Facebook Hosts Anti-Xarelto
“Ambulance Chaser” Ads
Does It Make Them “Anti Pharma?” @RichMeyer Thinks So
[From worldofdtcmarketing.com] As CEO of Facebook Mr. Zuckerberg’s modus operandi as a leader is to fix things long after they have broken , rather than to prevent problems in the first place. For pharma that’s a major issue.
This is an ad that I keep seeing on Facebook as I was doing some research for a client. I did an analysis of the comments and 85% were negative. If I was a DTC manager or media buyer I would not proceed to give more money to the this monster.

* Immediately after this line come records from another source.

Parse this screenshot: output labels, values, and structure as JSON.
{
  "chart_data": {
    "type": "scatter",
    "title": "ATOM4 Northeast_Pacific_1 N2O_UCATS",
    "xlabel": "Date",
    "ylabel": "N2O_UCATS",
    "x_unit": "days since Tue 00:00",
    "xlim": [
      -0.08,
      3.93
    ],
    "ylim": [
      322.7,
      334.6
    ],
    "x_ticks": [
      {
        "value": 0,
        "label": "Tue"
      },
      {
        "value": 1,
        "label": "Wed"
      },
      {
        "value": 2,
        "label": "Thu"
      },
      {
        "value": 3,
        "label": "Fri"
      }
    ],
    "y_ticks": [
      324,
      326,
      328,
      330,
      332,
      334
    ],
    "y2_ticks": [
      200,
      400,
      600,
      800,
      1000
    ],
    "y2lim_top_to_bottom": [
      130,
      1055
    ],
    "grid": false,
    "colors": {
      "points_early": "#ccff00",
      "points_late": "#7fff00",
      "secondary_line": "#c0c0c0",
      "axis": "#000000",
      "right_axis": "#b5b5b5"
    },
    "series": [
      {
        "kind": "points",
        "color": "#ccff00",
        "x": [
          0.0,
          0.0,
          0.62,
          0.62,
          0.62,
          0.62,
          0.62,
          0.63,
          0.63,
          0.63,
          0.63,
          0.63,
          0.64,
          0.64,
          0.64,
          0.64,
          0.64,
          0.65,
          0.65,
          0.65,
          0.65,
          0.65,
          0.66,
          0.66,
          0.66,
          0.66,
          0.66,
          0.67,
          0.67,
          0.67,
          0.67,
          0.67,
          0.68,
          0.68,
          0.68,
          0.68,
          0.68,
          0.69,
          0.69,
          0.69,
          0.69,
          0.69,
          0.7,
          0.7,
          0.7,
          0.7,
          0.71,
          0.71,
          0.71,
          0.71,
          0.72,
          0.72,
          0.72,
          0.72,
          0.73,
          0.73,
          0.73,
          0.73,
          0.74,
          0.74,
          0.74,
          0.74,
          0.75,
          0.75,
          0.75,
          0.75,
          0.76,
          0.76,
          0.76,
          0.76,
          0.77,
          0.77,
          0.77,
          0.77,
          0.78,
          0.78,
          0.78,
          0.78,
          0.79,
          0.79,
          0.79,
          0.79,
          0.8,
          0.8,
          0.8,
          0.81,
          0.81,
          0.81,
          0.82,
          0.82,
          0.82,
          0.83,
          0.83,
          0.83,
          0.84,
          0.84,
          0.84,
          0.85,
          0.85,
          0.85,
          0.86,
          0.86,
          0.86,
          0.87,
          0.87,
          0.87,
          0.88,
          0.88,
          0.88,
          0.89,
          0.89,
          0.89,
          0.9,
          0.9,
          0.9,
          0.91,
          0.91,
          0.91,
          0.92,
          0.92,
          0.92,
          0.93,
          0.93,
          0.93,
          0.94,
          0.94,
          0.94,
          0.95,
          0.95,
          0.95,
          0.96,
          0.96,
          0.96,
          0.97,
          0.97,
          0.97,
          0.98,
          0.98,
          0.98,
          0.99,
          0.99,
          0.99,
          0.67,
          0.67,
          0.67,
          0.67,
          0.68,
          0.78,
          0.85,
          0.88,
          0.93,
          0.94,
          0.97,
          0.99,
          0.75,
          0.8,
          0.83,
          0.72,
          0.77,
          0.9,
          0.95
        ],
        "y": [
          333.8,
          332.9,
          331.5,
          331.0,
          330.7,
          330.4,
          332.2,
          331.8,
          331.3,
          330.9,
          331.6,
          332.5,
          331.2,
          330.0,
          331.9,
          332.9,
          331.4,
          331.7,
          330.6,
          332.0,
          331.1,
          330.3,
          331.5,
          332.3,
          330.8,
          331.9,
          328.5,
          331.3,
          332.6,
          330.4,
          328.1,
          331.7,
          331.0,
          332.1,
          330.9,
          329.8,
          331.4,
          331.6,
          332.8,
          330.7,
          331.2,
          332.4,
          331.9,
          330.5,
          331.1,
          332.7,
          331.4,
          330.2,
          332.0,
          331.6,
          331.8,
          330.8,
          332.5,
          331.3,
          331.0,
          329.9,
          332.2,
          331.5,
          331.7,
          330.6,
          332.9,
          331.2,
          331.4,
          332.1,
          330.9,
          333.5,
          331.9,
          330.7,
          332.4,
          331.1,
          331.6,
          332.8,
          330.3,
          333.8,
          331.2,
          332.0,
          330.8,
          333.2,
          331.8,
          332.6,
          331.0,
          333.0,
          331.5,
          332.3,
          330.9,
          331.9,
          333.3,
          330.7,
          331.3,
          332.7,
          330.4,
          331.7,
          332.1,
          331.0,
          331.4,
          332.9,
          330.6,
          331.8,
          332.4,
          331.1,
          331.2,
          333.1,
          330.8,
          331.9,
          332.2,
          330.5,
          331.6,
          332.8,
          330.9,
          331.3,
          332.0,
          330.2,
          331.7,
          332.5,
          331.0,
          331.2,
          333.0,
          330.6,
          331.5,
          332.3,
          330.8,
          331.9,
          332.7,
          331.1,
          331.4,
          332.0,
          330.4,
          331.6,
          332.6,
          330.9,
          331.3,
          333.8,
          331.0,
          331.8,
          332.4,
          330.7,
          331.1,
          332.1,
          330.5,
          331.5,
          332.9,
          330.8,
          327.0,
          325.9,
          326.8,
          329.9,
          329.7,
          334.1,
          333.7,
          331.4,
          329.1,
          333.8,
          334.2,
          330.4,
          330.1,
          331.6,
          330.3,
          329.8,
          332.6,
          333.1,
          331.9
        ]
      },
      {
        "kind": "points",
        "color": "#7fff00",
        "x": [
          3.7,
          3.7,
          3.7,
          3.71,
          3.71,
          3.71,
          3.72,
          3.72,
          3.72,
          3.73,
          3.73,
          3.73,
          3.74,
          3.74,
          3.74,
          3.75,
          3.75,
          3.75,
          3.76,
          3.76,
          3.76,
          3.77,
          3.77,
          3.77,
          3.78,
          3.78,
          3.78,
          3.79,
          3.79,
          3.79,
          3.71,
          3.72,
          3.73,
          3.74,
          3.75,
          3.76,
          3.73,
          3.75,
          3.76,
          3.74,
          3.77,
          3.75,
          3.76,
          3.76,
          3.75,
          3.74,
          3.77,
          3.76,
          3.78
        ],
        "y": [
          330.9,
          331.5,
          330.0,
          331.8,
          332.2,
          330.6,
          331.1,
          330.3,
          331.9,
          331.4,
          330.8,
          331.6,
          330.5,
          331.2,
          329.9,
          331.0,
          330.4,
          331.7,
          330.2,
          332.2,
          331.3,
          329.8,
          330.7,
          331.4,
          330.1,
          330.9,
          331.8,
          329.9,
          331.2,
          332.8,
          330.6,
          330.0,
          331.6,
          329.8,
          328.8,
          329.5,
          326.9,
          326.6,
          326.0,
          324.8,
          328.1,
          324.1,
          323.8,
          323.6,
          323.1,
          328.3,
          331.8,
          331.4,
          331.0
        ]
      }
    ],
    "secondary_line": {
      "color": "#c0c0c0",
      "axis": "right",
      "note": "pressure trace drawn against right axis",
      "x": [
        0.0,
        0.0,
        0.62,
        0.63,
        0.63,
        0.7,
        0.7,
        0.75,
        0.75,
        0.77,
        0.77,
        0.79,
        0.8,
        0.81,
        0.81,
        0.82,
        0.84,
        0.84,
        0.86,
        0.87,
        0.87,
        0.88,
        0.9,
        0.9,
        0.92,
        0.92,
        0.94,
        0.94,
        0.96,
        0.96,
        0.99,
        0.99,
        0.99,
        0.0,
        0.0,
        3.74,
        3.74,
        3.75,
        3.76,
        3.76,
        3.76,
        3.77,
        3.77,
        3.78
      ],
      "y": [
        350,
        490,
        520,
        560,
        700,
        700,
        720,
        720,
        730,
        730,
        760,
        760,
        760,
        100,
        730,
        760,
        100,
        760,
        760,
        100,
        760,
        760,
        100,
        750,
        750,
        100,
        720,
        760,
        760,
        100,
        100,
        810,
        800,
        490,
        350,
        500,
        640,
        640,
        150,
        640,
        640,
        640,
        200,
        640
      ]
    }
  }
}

Obviously Xarelto has risks, like any prescription drug, but hosting ads for ambulance chasers who profit off patient woes is not a platform I would ever recommend to clients.
PharmaGuy’s Insight
Johnson and Johnson and Bayer Corp. are being sued based on allegations that they deliberately concealed the blood thinner Xarelto’s potential fatal side effect of internal bleeding (read about it here). Meanwhile, AMA chastised lawyers for revealing Xarelto’s side effects in TV Ads:
Opioids Are the New Tobacco
Investigations of Pharma Companies Taking Page from Tobacco Settlement of the 90’s
[From www.buckscountycouriertimes.com] As investigations target major drug producers for their alleged roles in the nation’s opioid abuse crisis, at least one expert says a 20-year-old settlement with tobacco companies could add perspective to the legal battles to come.
Starting in the mid-1990s, authorities in 46 states began filing lawsuits against major tobacco firms, arguing they knew their products were addictive and unsafe, and thus holding them responsible for health care costs incurred by the states to treat tobacco customers. Phillip Morris Inc., R.J. Reynolds, Brown and Williamson and Lorillard agreed to pay a minimum of $206 billion over the first 25 years of the agreement.
Scott Burris, professor of law and public health at Temple University’s Beasley School of Law, said 41 state attorneys general now investigating pharmaceutical companies and distributors and their role in the opioid abuse epidemic are essentially looking for evidence to support a similar argument: that opioid producers downplayed the dangers of their products.
“It makes sense, given plenty of evidence that (pharmaceutical) companies were marketing the hell out of these drugs, that it warrants an investigation,” Burris said.